The federal suit, filed July 25 in U.S. District Court by 13 current or former DSNY enforcement agents and associate sanitation enforcement agents seeks department-wide corrections of the alleged inequalities, compensatory and punitive damages and back pay with interest.
The suit claims that the duties of the DSNY’s enforcement agents and associate enforcement agents are essentially the same as those of DSNY police officers, but that sanitation police make substantially more than enforcement agents and receive better benefits while they are employed and also following their retirement from the agency. According to the complaint, DSNY police make $77,318 after five-and-a-half years with the department, while “many” enforcement agents pull in less than $45,000 after 15 or even 30 years.
All of the named plaintiffs are either Black, Hispanic or Native American with between 12 and 33 year with the department, according to the suit. Six are women. None makes or made more than $49,545, with the lowest salary being $43,000.
The enforcement agents and their union, the Law Enforcement Employees Benevolent Association, which represents both the enforcement agents as well as DSNY police, have for years advocated for enforcement agents to be recognized as part of the department’s uniformed services.
The current suit says that like their police officer colleagues at the department, enforcement agents issue parking, criminal and Environmental Control Board summonses, and investigate complaints of illegal dumping and other alleged infractions, enforce regulations and, the action claims, even make arrests.
In fact, the suit says, enforcement agents have trained Sanitation police on their tasks.
“Enforcement Agents perform work requiring equal skill, effort, and responsibility
under similar working conditions as Sanitation Police,” it says, adding that they “have the same responsibilities and carry out the same job functions as the Sanitation Police.”

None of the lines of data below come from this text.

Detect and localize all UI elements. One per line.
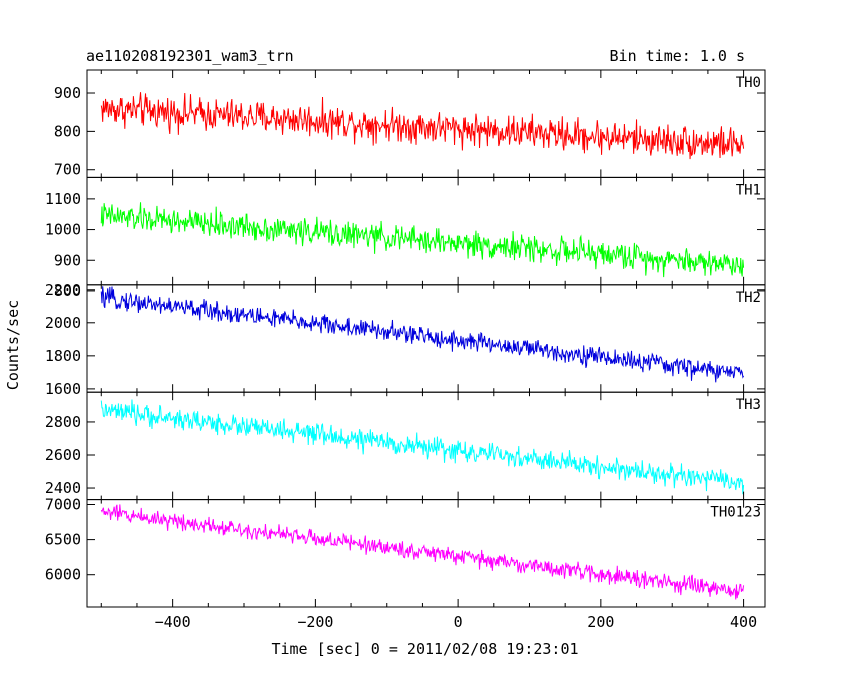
- x-axis-title: Time [sec] 0 = 2011/02/08 19:23:01: [271, 640, 578, 658]
- y-tick-label: 900: [54, 84, 81, 102]
- y-tick-label: 6500: [45, 531, 81, 549]
- panel-label-th0123: TH0123: [710, 505, 761, 521]
- panel-label-th1: TH1: [736, 182, 761, 198]
- series-line-th3: [100, 399, 745, 495]
- series-line-th1: [100, 202, 745, 278]
- observation-id-title: ae110208192301_wam3_trn: [86, 47, 294, 65]
- y-tick-label: 700: [54, 161, 81, 179]
- panel-th0: 700 800 900 TH0: [54, 69, 766, 179]
- panel-th0123: 6000 6500 7000 TH0123: [45, 496, 766, 608]
- y-tick-label: 1600: [45, 380, 81, 398]
- panels-group: 700 800 900 TH0 800 900 1000 1100 TH1 1600 1800 200…: [45, 69, 766, 608]
- y-tick-label: 2200: [45, 281, 81, 299]
- y-tick-label: 800: [54, 282, 81, 300]
- y-tick-label: 2400: [45, 479, 81, 497]
- x-tick-label: 200: [587, 613, 614, 631]
- x-axis-tick-labels: −400 −200 0 200 400: [155, 613, 758, 631]
- y-tick-label: 1000: [45, 221, 81, 239]
- y-tick-label: 2000: [45, 314, 81, 332]
- y-tick-label: 1800: [45, 347, 81, 365]
- x-tick-label: 400: [730, 613, 757, 631]
- panel-frame: [86, 499, 766, 608]
- x-tick-label: −400: [155, 613, 191, 631]
- series-line-th0123: [100, 504, 745, 600]
- panel-label-th3: TH3: [736, 397, 761, 413]
- panel-th3: 2400 2600 2800 TH3: [45, 391, 766, 501]
- bin-time-label: Bin time: 1.0 s: [610, 47, 745, 65]
- series-line-th0: [100, 92, 745, 160]
- panel-frame: [86, 284, 766, 393]
- y-tick-label: 1100: [45, 190, 81, 208]
- panel-frame: [86, 69, 766, 178]
- x-tick-label: −200: [297, 613, 333, 631]
- panel-label-th0: TH0: [736, 75, 761, 91]
- series-line-th2: [100, 286, 745, 383]
- y-axis-title: Counts/sec: [4, 300, 22, 390]
- y-tick-label: 2800: [45, 413, 81, 431]
- y-tick-label: 800: [54, 122, 81, 140]
- panel-label-th2: TH2: [736, 290, 761, 306]
- panel-th1: 800 900 1000 1100 TH1: [45, 176, 766, 300]
- x-tick-label: 0: [454, 613, 463, 631]
- y-tick-label: 6000: [45, 566, 81, 584]
- y-tick-label: 900: [54, 251, 81, 269]
- y-tick-label: 7000: [45, 496, 81, 514]
- panel-th2: 1600 1800 2000 2200 TH2: [45, 281, 766, 398]
- y-tick-label: 2600: [45, 446, 81, 464]
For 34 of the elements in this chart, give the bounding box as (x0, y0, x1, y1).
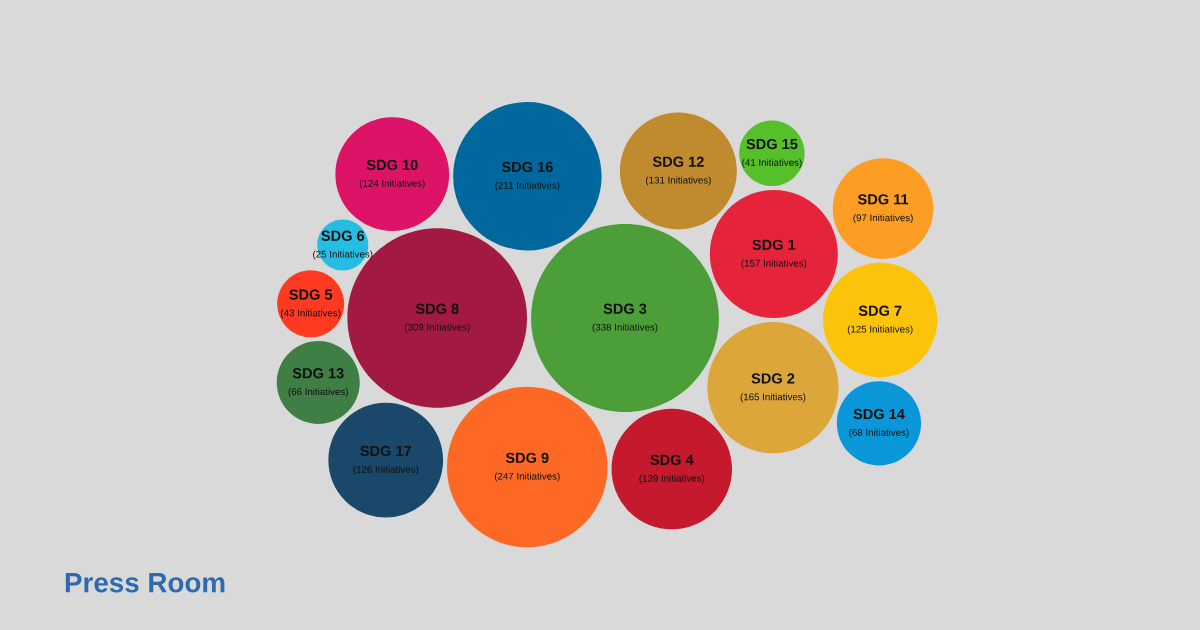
data-label: (124 Initiatives) (359, 179, 425, 189)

But, the complaint continues, enforcement agents “are overwhelmingly minorities, while sanitation police officers are “predominately white and male.” It also alleges that, percentage-wise, there are twice as many Black enforcement agents as there are Black sanitation police officers and twice as many female enforcement agents as female DSNY police officers.
There are some notable differences between the titles, however.
DSNY police officers, like their colleagues in law enforcement, are peace officers who are licensed to carry firearms, and do so. Also unlike enforcement agents, they also must have commercial driver’s licenses, which allows them to drive plows during snow emergencies, as well as other heavy equipment when needed.
Sanitation police are also empowered to carry out vehicle stops, impound cars and trucks, detain people and issue summonses for criminal violations.
In effect, the department likens the differences between its police officers and enforcement agents as being akin to those between transit police and transit booth personnel.
The department, though, says it has made considerable efforts to close the pay gap, for instance by trying to promote enforcement agents from Level 1 to Level 2 and then onto the supervisory title, associate sanitation enforcement agent whenever possible.
But DSNY says that even that effort has been frustrated by the lack of a contract, which the department says is because enforcement agents and associate enforcement agents have declined to accept agreements that follow the city’s salary adjustment pattern.
A DSNY spokesperson said “the city’s Law Department is reviewing the case and will respond in litigation.”